Palavras fortes como “traição”, “manipulação”, “medíocre” e “insultante” fluem naturalmente no discurso em que lembra que pagou caro pelo direito de assumir o controle do Pão de Açúcar, em 2012. Mas, ele não altera o tom de voz. Na empresa resultante da fusão com o Carrefour, que Naouri define como um “erro estratégico”, o Casino teria seu poder de decisão igualado ao de Diniz.

A entrevista ao Estado ocorreu um dia depois do encontro com o presidente do Banco Nacional de Desenvolvimento Econômico e Social (BNDES), Luciano Coutinho, no qual Naouri centrou sua argumentação no perigo de o governo brasileiro apoiar uma ação ilegal. Declara que seu sócio violou mais do que um acordo de acionistas e recorre ao Código Civil brasileiro para acusar Diniz de má-fé. Um sinal de que a disputa, que já está no segundo round de uma arbitragem internacional, pode terminar na Justiça.

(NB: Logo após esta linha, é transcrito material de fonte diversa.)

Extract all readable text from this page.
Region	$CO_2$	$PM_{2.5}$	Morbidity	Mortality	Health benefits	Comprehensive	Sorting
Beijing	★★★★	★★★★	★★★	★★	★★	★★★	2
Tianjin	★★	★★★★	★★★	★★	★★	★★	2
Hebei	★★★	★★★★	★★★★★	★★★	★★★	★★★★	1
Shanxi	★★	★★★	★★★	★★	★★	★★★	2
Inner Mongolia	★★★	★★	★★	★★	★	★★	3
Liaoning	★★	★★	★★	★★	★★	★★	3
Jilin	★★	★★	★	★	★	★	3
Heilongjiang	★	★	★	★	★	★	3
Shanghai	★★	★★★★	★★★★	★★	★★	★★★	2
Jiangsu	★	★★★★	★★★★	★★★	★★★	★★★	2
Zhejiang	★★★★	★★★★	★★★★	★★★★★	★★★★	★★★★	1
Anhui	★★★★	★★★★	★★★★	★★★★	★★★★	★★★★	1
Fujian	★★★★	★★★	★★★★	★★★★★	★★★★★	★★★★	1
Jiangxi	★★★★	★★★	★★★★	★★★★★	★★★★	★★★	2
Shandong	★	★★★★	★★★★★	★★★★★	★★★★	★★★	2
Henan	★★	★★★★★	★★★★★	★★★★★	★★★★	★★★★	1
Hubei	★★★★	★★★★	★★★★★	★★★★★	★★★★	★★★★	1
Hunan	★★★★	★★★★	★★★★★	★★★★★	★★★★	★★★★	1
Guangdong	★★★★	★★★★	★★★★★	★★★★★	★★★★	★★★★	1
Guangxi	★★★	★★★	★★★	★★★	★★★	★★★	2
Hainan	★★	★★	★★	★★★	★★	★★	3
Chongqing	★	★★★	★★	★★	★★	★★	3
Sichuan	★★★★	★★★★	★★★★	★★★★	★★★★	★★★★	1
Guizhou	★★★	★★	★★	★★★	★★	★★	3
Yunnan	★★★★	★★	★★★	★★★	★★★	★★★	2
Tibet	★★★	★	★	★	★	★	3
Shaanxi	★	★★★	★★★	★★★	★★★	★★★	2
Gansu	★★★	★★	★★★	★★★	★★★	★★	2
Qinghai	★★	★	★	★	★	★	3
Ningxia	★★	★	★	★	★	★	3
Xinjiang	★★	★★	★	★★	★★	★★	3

PorqPor que o sr. veio ao Brasil?

Vim para encontrar o presidente do BNDES, ontem (segunda-feira). Dei a ele uma visão da situação e das minhas preocupações com um projeto que parece ter sido elaborado em contradição com os acordos (de acionistas) e que, em primeira análise, não está no interesse social (do banco). Encaramos isso como uma forma de expropriação do Casino, cujos direitos haviam sido estabelecidos em contratos em 2005. O senhor Luciano Coutinho manifestou a mesma posição do comunicado (que condiciona o apoio do banco a um consenso entre os sócios) que tinha feito há alguns dias. Saí muito satisfeito desse encontro.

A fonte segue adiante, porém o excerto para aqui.